Histórias de documentos assinados pessoalmente por Getúlio Vargas. De uma sogra que não consegue explicar direito como, mas viu o parto da nora através da janela fechada da maternidade. De um caixão cuja tampa abriu no elevador e o braço do morto saiu, parecendo chamar o amigo que o acompanhava para estender a viagem para o além. Havia uma promessa de amizade eterna entre os dois. Quando chegaram ao térreo, ele gritava: Era brincadeira, Moishe!
Histórias de sobreviventes de Auschwitz que se encontravam semanalmente no Buraco da Sara, lá no Bom Retiro, para tomar vodca às 9h da manhã. Eles sabiam ser felizes, diz um tio, e o outro rebate, não, eles sabiam era viver.
Quem sempre aparecia era o vendedor de giletes do bairro com o seu sobretudo – era lá que ele carregava todos os seus produtos. Num desses encontros etílicos, ele abre o casaco e mostra o seu segredo: caviar contrabandeado. O pai de alguém resolve comprar uma caixa e guarda no porta-malas do carro. Mas ele esquece a latinha e só lembra depois de três dias. Quando abrem o porta-malas, descobrem que ela explodiu e o cheiro das ovas não vai abandoná-los tão cedo. Não conte pra mamãe, ele pede.

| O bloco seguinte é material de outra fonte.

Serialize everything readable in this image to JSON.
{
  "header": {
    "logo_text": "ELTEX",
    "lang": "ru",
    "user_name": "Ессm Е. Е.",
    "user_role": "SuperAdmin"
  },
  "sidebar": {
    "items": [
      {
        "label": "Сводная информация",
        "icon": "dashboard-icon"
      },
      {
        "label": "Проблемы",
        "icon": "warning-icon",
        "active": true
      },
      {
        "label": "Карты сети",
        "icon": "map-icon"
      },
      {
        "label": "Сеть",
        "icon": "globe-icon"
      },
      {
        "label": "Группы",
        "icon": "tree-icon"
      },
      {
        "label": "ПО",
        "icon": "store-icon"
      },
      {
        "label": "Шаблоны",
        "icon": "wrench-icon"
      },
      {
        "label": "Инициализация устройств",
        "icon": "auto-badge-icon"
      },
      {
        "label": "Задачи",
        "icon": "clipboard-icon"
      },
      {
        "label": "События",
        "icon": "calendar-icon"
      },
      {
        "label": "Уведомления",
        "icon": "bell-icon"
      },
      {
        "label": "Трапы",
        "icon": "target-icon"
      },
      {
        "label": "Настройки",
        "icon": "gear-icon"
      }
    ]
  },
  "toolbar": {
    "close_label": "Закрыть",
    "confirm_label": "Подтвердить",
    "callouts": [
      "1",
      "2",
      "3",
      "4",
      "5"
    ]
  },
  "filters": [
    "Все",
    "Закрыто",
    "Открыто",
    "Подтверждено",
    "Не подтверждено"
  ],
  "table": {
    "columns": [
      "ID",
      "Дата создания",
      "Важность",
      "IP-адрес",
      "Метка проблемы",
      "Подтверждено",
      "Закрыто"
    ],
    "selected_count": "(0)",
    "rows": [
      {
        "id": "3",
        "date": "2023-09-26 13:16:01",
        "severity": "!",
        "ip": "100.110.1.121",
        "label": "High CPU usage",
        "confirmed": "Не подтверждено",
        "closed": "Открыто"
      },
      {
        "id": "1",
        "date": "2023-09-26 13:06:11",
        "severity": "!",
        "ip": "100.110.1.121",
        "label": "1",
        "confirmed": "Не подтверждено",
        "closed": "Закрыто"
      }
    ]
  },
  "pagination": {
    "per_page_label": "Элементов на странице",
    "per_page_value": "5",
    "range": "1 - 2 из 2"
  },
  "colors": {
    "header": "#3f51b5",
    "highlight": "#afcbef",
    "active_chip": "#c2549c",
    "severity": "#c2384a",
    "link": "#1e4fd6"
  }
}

Saímos de lá às gargalhadas. No elevador, lembro de ouvir um psicanalista explicar que é o ritual coletivo que ajuda a dor a virar saudades. Esta é a sabedoria da shiva: os encontros viram consolo para quem fica. Um alento para todos que amaram e sentirão falta do tio Zsaja.
[1] Festa judaica conhecida como Festival das Luzes. Acontece tradicionalmente no mês de dezembro.
As despedidas são dos rituais mais importantes... Linda crônica.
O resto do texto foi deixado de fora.